Surveys say that physicians are unhappy not because of their compensation, professional support, or autonomy – though these are certainly causes of concern for many. Rather, they are most frustrated that external demands have reduced the amount of time they have to spend with patients. This speaks to our innate understanding of the restorative power in the patient-physician relationship for both parties. I have no special solutions for the structural problems that face our profession. I can only suggest that we each make the most of the time we do have when we are the presence of out patients.

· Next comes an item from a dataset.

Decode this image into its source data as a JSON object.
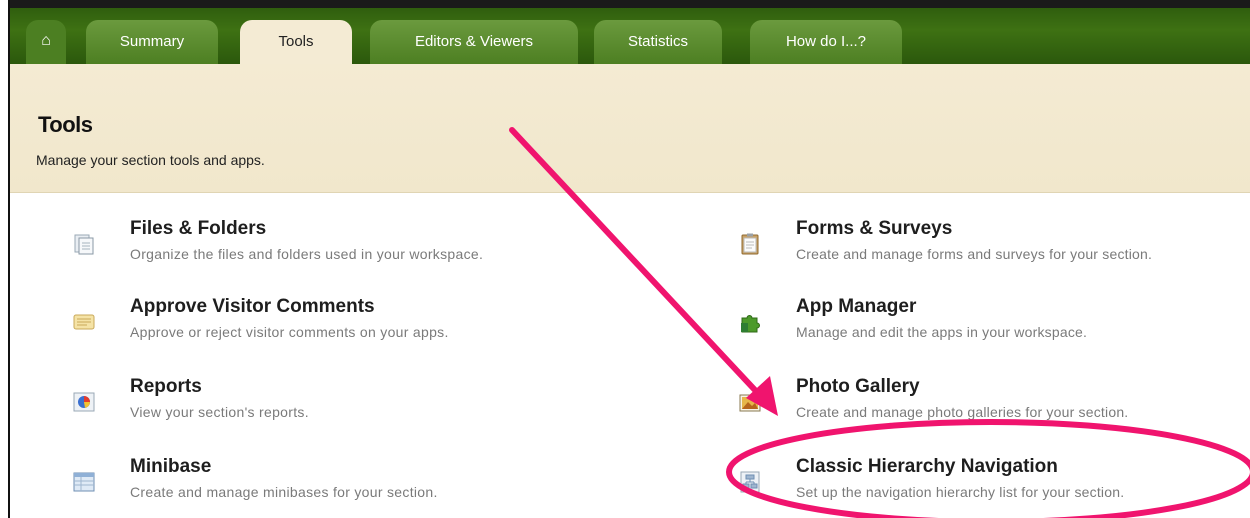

At Grand Rounds on Friday, our speaker talked about physician resilience. He suggested a number of strategies for dealing with stress and preventing burnout. Among them was the conscious act of stopping for two seconds when reaching for the door to go into the next patient’s room. In that moment, he advised us to clear our mind of the last patient’s problem and ready ourselves for the new issues of the next patient.
I’m going to try and do this from now on. But in those two seconds, I will remind myself that behind the door is not just the next patient. It is an opportunity to see in that person Christ himself, an opportunity to care for him as Christ commands, and thus an opportunity for me to receive His blessings as I play my own small part in God’s plan to heal his broken world.
Dr. Kai Mebust is chief of the Department of Medicine at Bassett Medical Center, Cooperstown, New York, and a vestryman of Christ Church, Cooperstown.